Texte de R, d’après un extrait de Palme, dans « Charmes » de P. Valéry : 

 » Patience, patience
Patience dans l’azur !
Chaque atome de silence
Est la chance d’un fruit mûr !  »

L’univers en couleurs

Bleu céleste et vapeur d’eau,
Un souffle vif le traverse
Gonflé d’un élan nouveau
Fécondant la proche averse !

Blancs pétales de coton
A l’orée du premier froid
Font une candide toison
Sur l’univers se tenant coi !

Nulle musique en ce lieu,
Nul être qui dort ou qui pense,
Rien de neuf, rien de vieux,
Seule la couleur du silence !

Vertes tiges ébouriffées
Ailleurs dans le bas monde lourd
Se hissent dans l’air chauffé
Par l’astre prodiguant le jour !

Rouges-gorges, amis des cieux,
Questionnent éternellement
En doux chants mélodieux
Le grand mystère du temps !

Oranges soucis aux pétales
Eclatant comme une danse,
Pour le Créateur dans un bal,
En joyeuse reconnaissance !

Texte de S., d’après un extrait de « La Vie matérielle » de M. Duras :

« Un jour j’ai trouvé, c’était dans les années 50, sous le tiroir d’une armoire achetée en Indochine une carte postale de 1905 adressée à quelqu’un qui habitait rue Saint-Benoît cette année-là. »

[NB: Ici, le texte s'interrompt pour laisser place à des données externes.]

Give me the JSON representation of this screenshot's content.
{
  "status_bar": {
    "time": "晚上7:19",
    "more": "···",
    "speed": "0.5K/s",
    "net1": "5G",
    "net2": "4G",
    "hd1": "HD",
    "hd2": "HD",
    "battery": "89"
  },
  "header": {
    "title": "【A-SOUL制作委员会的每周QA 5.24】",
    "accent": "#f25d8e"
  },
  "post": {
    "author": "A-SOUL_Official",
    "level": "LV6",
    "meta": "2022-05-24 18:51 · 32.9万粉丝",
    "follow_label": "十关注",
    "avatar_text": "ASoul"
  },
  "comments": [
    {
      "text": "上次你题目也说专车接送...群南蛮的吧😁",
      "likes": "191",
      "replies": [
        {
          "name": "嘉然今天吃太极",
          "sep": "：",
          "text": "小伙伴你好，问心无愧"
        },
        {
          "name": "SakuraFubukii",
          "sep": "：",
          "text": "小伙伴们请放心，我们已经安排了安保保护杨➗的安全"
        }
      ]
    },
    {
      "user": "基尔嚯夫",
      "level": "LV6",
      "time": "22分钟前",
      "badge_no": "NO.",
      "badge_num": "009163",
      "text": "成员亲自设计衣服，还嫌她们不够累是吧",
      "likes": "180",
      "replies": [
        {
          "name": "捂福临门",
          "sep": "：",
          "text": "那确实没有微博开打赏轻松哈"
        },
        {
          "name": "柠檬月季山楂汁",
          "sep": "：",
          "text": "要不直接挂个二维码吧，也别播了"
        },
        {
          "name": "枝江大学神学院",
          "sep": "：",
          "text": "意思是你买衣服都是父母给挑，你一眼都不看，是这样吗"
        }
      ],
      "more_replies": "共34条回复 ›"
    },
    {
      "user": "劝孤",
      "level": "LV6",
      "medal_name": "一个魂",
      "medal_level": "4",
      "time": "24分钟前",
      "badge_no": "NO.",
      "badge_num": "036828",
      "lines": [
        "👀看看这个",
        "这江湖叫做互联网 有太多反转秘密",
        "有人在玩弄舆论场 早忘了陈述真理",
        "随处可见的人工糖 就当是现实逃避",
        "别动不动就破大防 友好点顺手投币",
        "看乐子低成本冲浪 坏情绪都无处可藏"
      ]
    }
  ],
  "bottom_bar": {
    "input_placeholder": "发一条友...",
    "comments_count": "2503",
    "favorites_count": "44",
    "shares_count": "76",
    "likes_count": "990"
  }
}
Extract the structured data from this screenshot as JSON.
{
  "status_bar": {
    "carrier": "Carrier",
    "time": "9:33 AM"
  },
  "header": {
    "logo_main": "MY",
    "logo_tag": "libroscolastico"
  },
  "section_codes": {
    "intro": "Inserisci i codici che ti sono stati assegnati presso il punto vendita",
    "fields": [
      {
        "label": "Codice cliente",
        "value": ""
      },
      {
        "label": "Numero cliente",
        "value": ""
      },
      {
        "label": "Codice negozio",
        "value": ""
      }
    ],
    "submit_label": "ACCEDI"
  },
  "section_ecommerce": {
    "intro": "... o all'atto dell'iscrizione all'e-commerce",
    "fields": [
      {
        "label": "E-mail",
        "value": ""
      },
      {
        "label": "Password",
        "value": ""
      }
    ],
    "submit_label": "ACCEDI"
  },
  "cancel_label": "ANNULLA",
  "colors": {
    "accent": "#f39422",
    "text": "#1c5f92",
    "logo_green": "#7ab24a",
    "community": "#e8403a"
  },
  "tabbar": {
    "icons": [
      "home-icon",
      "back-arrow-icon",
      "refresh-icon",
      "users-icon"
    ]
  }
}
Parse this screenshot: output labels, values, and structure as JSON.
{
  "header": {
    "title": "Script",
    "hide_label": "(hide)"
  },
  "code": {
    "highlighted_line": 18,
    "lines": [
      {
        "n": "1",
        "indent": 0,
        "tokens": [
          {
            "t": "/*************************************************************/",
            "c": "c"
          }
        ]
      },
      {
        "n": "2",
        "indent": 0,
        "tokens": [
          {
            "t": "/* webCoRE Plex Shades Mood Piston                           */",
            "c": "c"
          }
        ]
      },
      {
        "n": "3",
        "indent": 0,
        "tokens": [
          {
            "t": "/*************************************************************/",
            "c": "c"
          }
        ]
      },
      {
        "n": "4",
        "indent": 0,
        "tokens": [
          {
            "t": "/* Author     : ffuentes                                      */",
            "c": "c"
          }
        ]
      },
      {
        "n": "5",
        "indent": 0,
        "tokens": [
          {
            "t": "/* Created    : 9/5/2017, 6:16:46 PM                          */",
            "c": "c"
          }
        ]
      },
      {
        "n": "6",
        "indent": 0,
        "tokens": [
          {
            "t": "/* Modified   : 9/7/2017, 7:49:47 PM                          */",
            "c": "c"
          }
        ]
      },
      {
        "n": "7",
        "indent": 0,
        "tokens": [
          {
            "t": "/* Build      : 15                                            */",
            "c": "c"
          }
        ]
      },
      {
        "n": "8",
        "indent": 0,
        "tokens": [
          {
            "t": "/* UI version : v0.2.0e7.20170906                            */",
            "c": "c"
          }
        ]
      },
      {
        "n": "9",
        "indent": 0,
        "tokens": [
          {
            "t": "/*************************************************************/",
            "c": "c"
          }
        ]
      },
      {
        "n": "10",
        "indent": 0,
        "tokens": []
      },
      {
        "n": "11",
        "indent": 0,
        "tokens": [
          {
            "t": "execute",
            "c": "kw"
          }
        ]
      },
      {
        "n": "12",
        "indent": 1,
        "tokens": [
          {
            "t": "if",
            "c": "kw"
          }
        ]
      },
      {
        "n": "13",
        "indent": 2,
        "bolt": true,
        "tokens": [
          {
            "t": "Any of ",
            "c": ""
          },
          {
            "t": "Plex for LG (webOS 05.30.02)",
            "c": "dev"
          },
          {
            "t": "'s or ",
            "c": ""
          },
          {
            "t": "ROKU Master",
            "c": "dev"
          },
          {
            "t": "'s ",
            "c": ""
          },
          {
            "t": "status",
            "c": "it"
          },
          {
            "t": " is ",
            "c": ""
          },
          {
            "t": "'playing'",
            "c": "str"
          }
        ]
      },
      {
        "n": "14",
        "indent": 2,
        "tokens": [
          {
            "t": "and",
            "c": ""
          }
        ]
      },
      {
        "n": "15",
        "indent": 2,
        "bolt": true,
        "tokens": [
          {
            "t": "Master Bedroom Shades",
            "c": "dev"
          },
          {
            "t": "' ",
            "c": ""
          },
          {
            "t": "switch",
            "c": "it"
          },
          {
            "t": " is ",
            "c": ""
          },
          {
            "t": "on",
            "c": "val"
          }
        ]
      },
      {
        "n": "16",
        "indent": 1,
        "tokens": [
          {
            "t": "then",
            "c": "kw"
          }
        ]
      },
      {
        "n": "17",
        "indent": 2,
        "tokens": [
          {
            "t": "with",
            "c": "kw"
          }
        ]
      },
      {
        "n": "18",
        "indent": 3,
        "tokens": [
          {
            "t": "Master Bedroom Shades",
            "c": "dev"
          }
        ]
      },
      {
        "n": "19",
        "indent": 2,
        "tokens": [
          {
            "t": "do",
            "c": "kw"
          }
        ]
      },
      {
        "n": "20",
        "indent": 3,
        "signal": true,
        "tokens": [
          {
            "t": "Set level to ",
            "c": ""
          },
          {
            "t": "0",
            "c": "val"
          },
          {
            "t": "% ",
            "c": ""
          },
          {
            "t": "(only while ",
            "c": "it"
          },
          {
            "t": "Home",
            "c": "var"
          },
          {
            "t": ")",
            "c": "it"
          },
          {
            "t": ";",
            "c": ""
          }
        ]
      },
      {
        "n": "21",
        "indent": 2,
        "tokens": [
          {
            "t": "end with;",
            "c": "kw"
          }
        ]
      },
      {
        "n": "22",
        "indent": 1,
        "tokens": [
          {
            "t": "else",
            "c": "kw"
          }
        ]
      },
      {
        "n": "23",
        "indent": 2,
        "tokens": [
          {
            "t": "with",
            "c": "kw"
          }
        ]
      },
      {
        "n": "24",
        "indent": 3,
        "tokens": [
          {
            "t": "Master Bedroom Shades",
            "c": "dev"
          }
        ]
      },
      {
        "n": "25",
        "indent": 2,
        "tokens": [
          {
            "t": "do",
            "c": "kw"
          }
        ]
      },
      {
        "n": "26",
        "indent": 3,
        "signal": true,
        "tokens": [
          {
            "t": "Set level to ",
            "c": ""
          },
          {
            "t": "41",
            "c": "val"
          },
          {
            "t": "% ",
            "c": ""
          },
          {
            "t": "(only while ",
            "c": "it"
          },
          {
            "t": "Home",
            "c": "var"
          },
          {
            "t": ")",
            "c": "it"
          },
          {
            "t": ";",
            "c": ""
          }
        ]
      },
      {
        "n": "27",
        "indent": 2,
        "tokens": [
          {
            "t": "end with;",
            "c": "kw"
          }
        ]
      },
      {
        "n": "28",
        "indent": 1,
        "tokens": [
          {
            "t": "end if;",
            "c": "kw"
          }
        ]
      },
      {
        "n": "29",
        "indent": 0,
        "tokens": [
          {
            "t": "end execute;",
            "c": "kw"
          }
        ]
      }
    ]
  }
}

La carte ne mentionnait pas la ville, ce qui était souvent le cas à l’époque quand expéditeur et destinataire habitaient tous deux la même cité.
L’encre rouge n’était pas tout à fait effacée et on pouvait encore déchiffrer le contenu du message écrit en Français. Une allusion à la place principale de Saigon, un rendez-vous manqué que l’auteur souhaitait se faire pardonner.
Sans trop effort, la carte de la ville me revenait en mémoire. De quartier en quartier, rue par rue, je reconstruisais doucement le puzzle des chemins que j’avais mille fois empruntés.
La rue Saint-Benoît était située près de chez Georges et Hà.
Georges et Hà chez qui nous passions nos après-midi de samedi à nous enivrer de thé.
Une rue dont les vestiges de l’antique cité avaient été préservés. Une rue habitée et lumineuse que j’aimais arpenter et parcourir pieds nus dès que la chaleur le permettait.
En fin de journée, je descendais la rue, je retrouvais les quais faisant une halte ou deux pour contempler l’horizon et me dessaouler du thé au jasmin que nous buvions sans raison, pour rejoindre enfin la rue de Shanghai où j’habitais cette année-là.

(La rue Saint-Benoît se situe en réalité à Paris, dans le quartier de Saint Germain-des-Prés où Duras a vécu avec son époux. Ils y recevaient d’autres intellectuels avec lesquels ils formaient le groupe de la rue Saint-Benoît.)